Ethical Performance
inside intelligence for responsible business


when an exclusionary approach is not an option

May 2008

Insight Investment has developed an approach to SRI investing that takes account of its requirement to hold stocks right across the market. Mike Scott talks to Rory Sullivan.

The investment approach of Insight Investment, the asset management arm of HBOS, is partly a function of when it was established and partly dictated by the type of investor it is, according to Rory Sullivan, head of investor responsibility.

Insight was created in 2002, when HBOS brought together its asset management businesses under one brand and it has always had a focus on responsible investment. ‘It was shortly after the scandals at Enron and Parmalat, and people were concerned about the safety of investments,’ Sullivan says. He admits that, as well as being motivated by a desire to maximize returns, there was an element of brand differentiation. ‘There were not many investment managers at that time taking a strong position on environmental and social issues’, he says.

Insight, which has £109billion ($218bn) under management, is invested across the market – ‘in the UK, we hold about 1 – 1.5 per cent of virtually every big company,’ says Sullivan – and so, unlike SRI funds, it does not take an exclusionary approach. ‘We have to ensure, as an investor, that all the companies our money is in are as well-run as they can be.’

As a result, Insight is very active in promoting good corporate governance and best practice on pay, strategy and succession planning. It has also developed a sector-based benchmarking strategy to encourage companies to behave more responsibly and has used this to assess the performance of 35 companies in six sectors on topics from supply chain labour standards to sustainability reporting. In every case ‘substantial improvements have been made by companies subsequent to our engagement with them’.

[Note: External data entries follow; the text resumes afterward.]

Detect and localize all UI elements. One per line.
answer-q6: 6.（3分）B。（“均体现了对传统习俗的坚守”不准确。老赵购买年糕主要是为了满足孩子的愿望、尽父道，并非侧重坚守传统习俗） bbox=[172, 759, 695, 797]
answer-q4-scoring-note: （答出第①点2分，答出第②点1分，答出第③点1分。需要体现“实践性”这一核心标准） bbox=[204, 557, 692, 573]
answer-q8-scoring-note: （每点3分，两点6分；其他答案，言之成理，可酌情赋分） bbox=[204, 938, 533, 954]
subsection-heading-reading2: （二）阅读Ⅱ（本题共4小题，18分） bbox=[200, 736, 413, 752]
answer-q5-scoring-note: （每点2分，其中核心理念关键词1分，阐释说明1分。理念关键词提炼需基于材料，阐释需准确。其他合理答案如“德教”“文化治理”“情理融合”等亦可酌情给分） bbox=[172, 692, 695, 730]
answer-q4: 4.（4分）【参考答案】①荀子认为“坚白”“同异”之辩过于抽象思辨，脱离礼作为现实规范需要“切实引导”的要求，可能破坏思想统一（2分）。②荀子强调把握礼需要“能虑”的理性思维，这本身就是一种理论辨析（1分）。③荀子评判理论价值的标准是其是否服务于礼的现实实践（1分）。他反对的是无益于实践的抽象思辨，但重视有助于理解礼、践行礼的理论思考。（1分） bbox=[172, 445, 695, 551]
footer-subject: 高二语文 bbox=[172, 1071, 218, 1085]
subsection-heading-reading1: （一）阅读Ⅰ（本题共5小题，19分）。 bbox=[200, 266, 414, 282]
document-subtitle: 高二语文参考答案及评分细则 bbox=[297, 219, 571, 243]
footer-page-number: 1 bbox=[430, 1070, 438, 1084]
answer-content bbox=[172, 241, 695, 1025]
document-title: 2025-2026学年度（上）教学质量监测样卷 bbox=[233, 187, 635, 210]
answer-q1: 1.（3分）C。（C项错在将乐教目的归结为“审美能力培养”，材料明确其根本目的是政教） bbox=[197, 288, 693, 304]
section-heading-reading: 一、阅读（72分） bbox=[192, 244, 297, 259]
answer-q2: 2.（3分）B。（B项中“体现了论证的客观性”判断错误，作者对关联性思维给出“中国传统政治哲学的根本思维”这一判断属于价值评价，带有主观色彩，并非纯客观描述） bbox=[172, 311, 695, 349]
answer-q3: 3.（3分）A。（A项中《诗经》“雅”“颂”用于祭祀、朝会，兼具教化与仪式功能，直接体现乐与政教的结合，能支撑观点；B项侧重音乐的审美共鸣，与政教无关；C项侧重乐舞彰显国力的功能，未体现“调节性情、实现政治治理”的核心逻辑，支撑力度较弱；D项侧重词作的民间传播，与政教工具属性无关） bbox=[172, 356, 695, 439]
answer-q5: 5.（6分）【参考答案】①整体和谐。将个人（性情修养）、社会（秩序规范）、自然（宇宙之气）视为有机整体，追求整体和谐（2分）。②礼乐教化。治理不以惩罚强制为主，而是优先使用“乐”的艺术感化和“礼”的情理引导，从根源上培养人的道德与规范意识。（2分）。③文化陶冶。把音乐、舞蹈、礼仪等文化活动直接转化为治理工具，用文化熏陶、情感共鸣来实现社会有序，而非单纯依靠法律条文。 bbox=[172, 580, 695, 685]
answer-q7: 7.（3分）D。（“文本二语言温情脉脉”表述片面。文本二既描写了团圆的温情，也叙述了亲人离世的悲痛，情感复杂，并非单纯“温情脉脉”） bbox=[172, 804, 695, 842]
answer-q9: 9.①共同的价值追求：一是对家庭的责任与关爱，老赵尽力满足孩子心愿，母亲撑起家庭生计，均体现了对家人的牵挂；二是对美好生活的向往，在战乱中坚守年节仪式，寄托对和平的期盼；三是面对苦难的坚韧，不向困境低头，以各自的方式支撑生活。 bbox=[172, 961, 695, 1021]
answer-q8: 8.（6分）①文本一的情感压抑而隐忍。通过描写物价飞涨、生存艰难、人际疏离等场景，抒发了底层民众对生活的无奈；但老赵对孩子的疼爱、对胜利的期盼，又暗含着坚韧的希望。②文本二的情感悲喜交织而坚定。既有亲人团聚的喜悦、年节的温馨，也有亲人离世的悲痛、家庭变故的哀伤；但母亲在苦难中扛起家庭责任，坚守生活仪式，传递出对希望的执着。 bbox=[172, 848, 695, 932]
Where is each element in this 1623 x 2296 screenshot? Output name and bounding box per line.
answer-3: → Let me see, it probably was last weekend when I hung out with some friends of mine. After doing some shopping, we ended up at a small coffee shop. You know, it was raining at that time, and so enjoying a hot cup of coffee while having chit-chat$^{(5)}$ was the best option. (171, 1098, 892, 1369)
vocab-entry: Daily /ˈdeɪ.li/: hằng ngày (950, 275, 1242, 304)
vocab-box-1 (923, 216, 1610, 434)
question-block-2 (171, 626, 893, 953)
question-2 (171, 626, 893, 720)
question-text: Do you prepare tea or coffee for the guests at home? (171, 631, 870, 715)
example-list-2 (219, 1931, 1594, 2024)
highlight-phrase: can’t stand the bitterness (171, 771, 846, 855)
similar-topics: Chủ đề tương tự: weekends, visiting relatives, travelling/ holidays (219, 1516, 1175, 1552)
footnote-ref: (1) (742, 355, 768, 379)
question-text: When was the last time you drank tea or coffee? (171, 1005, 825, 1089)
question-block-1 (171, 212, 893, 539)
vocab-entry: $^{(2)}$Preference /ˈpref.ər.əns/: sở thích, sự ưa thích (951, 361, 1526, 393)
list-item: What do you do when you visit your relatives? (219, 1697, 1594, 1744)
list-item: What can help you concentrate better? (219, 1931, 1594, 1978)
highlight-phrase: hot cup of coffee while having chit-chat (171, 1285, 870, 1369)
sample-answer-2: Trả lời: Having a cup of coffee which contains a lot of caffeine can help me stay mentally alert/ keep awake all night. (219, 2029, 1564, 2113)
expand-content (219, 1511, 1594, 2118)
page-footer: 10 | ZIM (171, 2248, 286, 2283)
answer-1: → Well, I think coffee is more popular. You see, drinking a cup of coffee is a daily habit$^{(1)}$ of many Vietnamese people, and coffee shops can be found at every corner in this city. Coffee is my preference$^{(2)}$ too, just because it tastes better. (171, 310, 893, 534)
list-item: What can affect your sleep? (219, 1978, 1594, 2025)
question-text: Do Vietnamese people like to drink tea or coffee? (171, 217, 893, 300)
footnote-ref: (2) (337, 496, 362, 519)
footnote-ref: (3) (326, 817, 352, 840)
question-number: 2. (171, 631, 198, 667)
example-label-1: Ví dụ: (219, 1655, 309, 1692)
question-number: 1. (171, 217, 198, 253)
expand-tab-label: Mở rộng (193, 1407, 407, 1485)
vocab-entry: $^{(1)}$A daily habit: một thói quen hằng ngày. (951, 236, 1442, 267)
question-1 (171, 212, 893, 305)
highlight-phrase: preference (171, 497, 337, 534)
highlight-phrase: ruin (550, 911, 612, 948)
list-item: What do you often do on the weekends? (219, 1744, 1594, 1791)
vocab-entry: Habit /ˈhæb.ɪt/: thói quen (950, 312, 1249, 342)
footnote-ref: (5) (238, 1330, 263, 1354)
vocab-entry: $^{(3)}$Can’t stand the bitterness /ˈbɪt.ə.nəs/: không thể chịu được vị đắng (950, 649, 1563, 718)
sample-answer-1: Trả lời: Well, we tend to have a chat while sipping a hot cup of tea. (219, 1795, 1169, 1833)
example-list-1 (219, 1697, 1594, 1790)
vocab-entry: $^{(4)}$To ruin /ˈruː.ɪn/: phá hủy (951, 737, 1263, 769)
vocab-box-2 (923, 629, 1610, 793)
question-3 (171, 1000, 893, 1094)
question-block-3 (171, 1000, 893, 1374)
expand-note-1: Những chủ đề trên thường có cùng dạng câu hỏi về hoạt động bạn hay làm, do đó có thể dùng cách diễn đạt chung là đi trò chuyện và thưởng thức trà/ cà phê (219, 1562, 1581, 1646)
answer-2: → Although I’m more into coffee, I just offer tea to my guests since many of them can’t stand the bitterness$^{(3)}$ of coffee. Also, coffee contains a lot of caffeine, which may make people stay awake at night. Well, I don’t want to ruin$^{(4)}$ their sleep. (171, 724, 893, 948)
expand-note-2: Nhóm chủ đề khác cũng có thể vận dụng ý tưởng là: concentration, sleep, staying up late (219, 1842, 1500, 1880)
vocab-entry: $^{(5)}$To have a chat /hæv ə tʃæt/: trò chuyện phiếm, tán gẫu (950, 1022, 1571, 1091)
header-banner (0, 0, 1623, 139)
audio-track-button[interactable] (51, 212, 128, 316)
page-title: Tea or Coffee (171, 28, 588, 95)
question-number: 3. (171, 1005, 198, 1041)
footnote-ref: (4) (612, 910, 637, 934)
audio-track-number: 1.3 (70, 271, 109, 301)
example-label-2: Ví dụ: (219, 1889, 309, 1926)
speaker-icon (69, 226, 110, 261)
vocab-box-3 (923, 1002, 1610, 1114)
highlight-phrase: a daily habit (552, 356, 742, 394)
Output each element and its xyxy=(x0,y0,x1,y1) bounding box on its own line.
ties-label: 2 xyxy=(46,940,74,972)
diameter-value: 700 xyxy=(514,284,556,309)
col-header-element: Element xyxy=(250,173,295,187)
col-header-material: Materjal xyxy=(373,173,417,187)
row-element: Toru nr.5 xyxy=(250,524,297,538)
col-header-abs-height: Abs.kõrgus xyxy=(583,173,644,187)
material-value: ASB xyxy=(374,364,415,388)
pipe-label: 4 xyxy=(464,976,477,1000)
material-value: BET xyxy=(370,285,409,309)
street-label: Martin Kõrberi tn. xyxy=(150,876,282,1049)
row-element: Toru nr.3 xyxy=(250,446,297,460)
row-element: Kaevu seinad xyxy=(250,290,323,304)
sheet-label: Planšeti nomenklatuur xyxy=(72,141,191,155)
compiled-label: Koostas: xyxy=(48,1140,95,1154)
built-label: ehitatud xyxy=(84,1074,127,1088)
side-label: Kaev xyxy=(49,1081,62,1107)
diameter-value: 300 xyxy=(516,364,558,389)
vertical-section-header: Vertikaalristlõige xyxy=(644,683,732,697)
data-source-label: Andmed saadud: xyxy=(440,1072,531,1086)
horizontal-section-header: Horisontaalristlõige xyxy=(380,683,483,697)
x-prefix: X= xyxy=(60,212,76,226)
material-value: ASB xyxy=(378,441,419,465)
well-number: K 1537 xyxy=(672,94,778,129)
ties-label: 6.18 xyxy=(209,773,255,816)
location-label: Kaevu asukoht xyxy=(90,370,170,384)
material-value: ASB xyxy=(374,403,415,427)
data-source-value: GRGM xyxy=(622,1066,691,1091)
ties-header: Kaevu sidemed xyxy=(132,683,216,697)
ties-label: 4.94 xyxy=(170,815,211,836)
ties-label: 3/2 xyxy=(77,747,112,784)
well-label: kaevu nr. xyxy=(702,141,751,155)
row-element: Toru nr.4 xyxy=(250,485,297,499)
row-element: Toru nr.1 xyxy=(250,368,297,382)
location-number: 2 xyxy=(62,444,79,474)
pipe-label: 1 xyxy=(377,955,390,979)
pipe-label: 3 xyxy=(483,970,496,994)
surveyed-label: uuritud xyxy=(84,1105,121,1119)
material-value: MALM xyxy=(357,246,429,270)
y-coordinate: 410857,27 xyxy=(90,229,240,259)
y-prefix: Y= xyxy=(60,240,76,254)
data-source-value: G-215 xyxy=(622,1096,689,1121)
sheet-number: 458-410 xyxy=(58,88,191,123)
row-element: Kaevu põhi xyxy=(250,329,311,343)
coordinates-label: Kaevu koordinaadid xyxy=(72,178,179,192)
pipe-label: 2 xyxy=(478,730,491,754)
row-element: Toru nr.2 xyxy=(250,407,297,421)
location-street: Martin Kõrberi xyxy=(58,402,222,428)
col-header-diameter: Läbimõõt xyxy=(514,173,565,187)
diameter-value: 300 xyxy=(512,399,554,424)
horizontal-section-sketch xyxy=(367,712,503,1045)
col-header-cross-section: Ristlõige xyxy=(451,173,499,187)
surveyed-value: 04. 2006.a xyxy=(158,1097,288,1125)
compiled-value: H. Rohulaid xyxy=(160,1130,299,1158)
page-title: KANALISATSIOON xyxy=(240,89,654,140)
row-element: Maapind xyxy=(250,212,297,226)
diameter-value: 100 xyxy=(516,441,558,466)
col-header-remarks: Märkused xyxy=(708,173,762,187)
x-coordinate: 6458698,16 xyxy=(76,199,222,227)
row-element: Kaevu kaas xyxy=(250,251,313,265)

The group is proud of its research, which incorporates performance analysis of corporate governance and responsibility into investment decisions. ‘We believe asset managers should consider as a matter of course how effectively companies manage social and environmental change, since this influences their long-term success’, Sullivan says. Insight upholds this principle on both a company-specific and a thematic basis. This allows it to identify sector-wide challenges such as water use, as well as the companies most likely to benefit.

Insight also prides itself on the strength of its engagement activities. In 2007, it engaged with 285 companies on 17 themes, among them climate change, consumer health and obesity, human rights, the opportunities and risks of investing in China, promoting revenue transparency in extractive industries and responsible supply chain management.

‘Our engagement is much more effective now because it is linked to our analysis’, says Sullivan. As a result, if the research team reveals that a company has failed to respond to the Carbon Disclosure Project, or has no policy on human rights, Insight can approach management and ask specific questions rather than just talking about the wider issues.

Ultimately, Insight’s approach is based on the fact that it is a mainstream investor. ‘We are required to invest across the market, so we do not deal in the simplistic messages that ethical funds can offer’, Sullivan says.